Dr Ramesh Bhat from the Curtin University node of ICRAR has been involved in this study since 2005. “This is an exotic stellar pair in which a tiny, super dense neutron star the size of Perth orbits another compact Earth-sized white dwarf star five times a day; both have masses about the same as our own Sun. It took 20 years of patient monitoring and careful scrutiny of data to figure out what is going on.”
Swinburne University’s Professor Matthew Bailes and his team began to map the orbit in a series of intensive observing campaigns at CSIRO’s Parkes 64-metre radio telescope. Over the course of two decades it became evident that the stars’ motion required Einstein’s General Theory of Relativity to explain their complex dance. Lead author Max Planck Institute for Radio Astronomy’s (MPIfR) Vivek Venkatraman Krishnan (VVK) took up the challenge of untangling the many intertwined Einsteinian effects at play in this naturally-occurring gravitational laboratory during his PhD at Swinburne University of Technology.

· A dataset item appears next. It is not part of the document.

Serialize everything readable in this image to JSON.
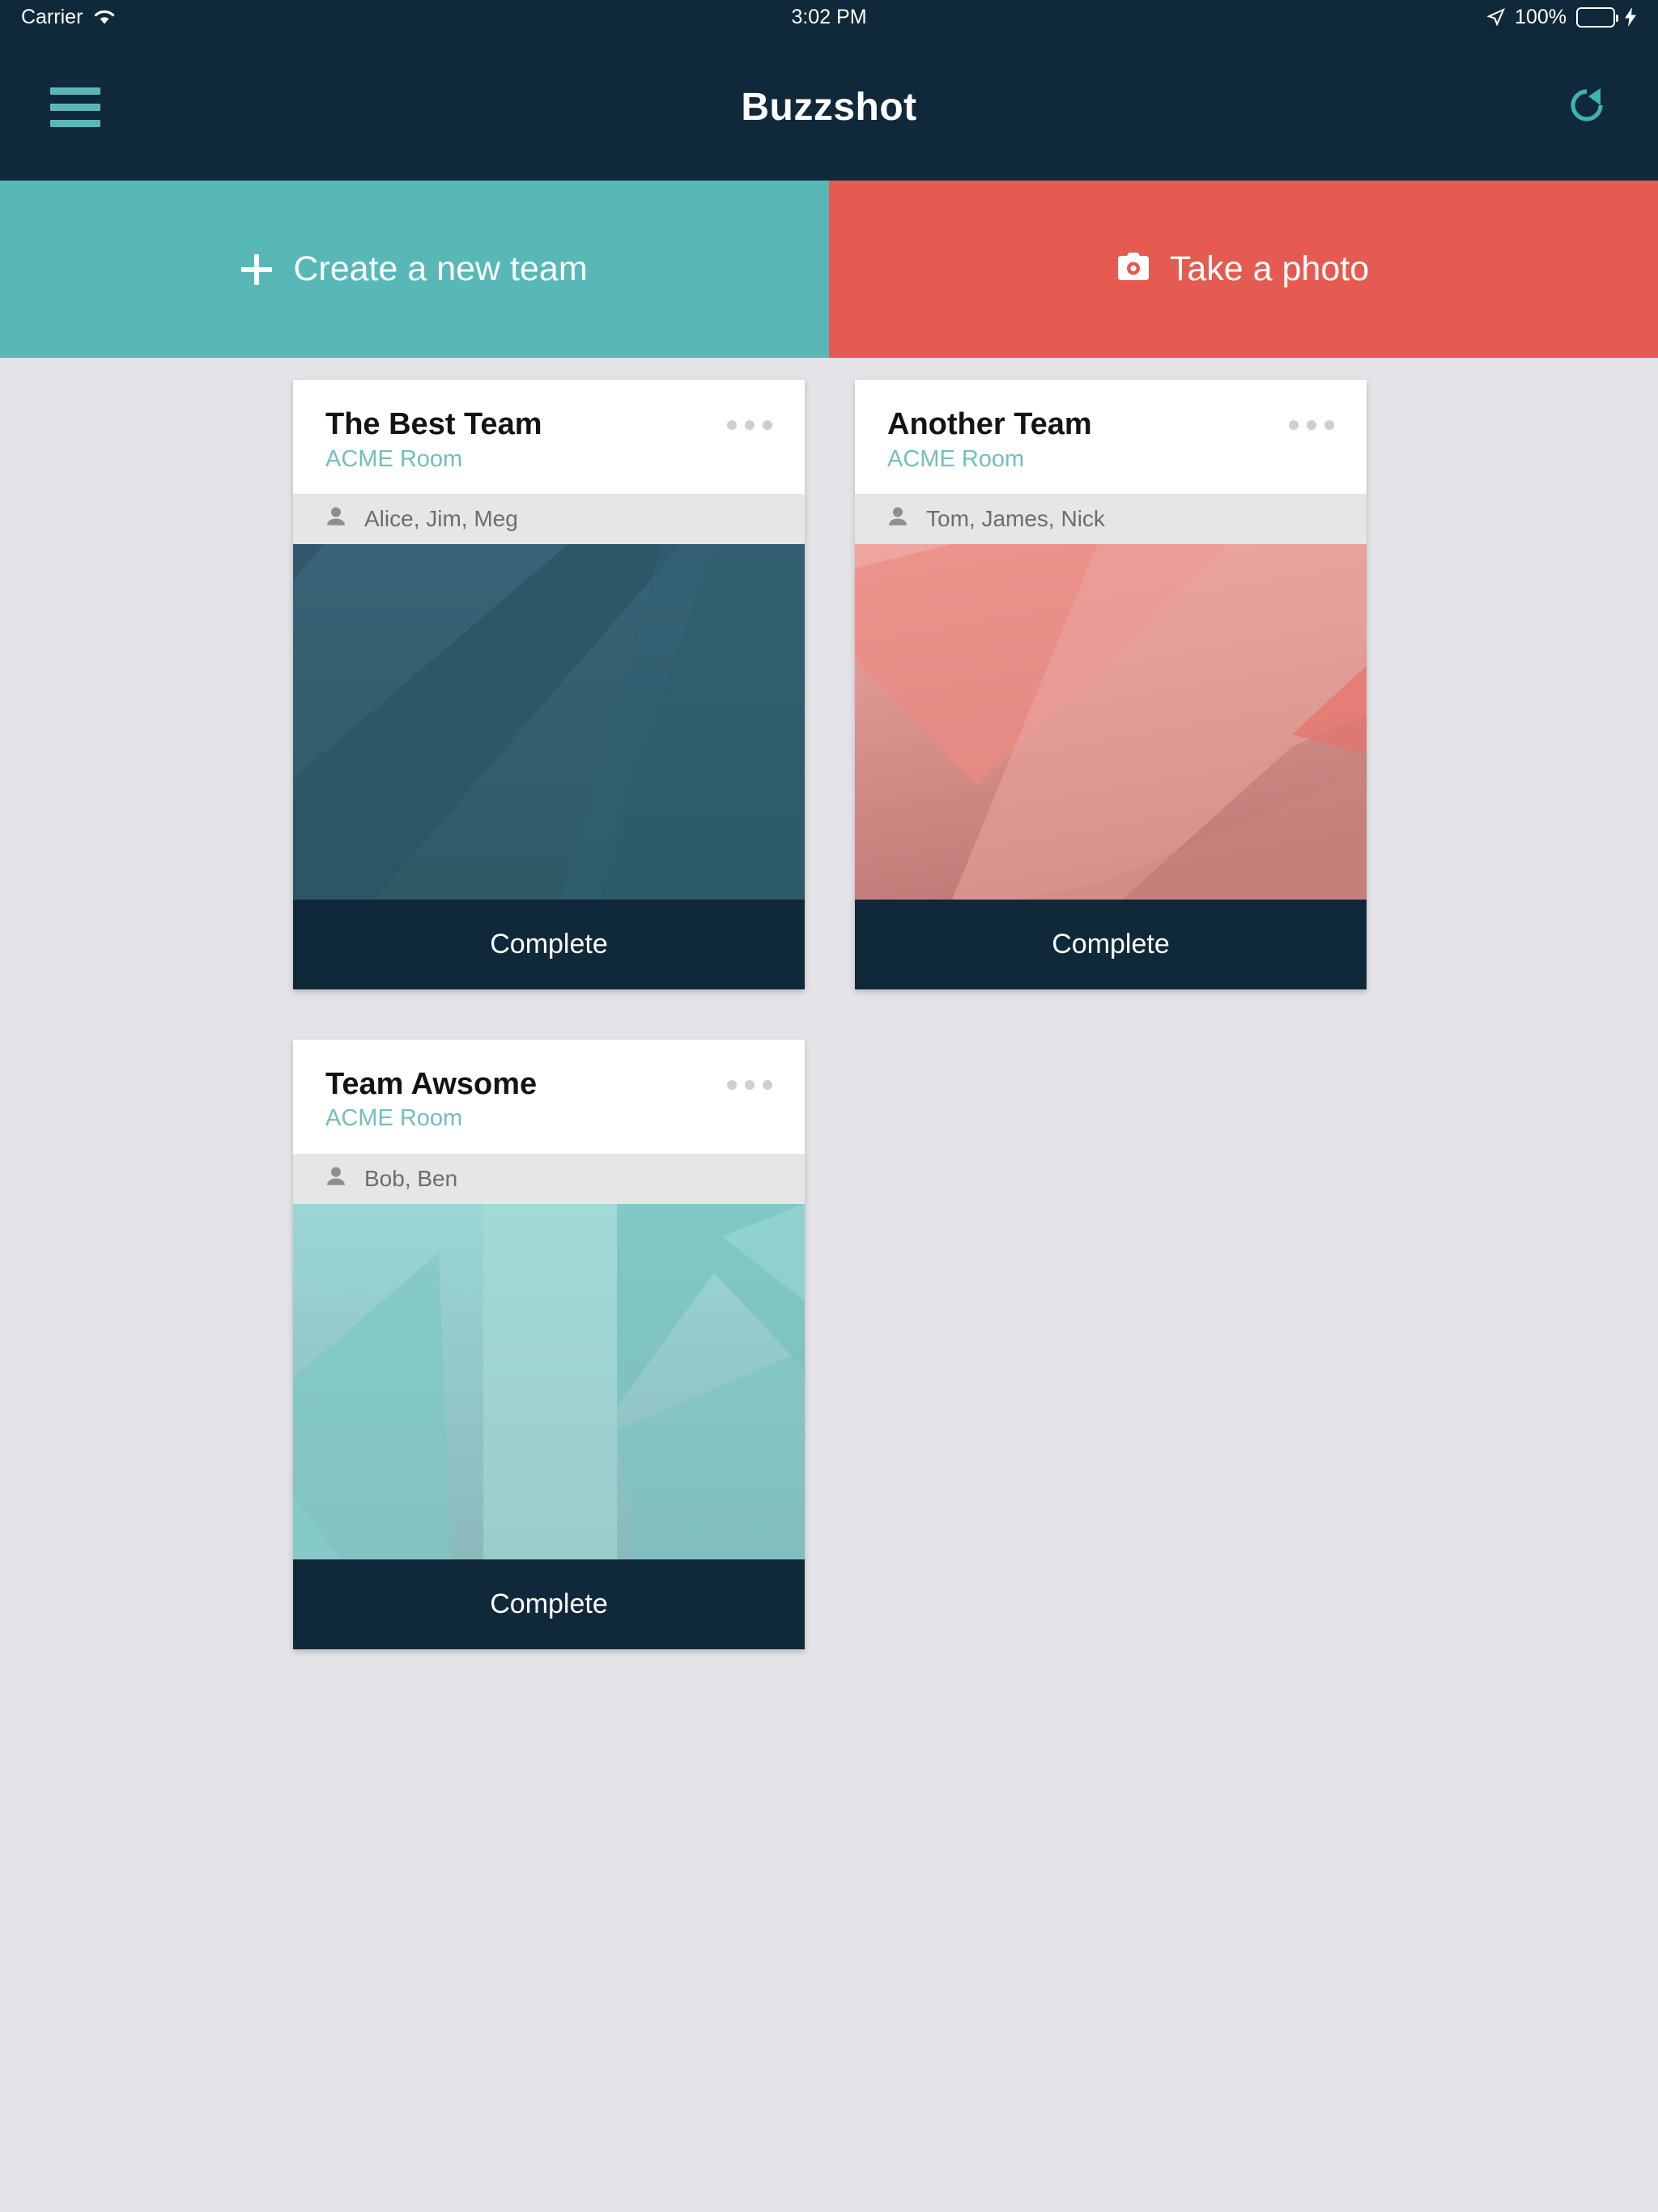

VVK explains, “At first the stellar pair appeared to exhibit many of the classic effects that Einstein’s theory predicted. We then noticed a gradual change in the orientation of the plane of the orbit”. MPIfR’s Dr Paulo Freire postulated that this might be, at least in-part, due to the so-called “frame-dragging” that all matter is subject to in the presence of a rotating body as predicted by the Austrian mathematicians Lense and Thirring in 1918.
“In a stellar pair, the first star to collapse is often rapidly rotating due to subsequent mass transfer from its companion”, explains Danish theorist Professor Thomas Tauris (Aarhus University). Tauris’s simulations helped quantify the magnitude of the white dwarf’s spin. “In this system the entire orbit is being dragged around by the white dwarf’s spin, which is misaligned with the orbit”.
“One of the first confirmations of frame-dragging used four gyroscopes in a satellite in orbit around the Earth, but in our system the effects are 100 million times stronger”, explains MPIfR’s Dr Norbert Wex.
ICRAR’s Dr Ramesh Bhat says that the effect makes the pulsar’s orbit tumble in space. “It provides yet another stunning confirmation of Einstein’s theory, which continues to shine in brilliance even after a century of its formulation. I find it truly fascinating.”
The result is especially pleasing for team members Bailes, Willem van Straten (Auckland University of Tech) and Ramesh Bhat (ICRAR-Curtin) who have been trekking out to the Parkes 64m telescope since the early 2000s, patiently mapping the orbit with the ultimate aim of studying Einstein’s Universe. “This makes all the late nights and early mornings worthwhile,” said Bhat.
‘Lense–Thirring frame dragging induced by a fast-rotating white dwarf in a binary pulsar system‘, published in Science on January 31st, 2020.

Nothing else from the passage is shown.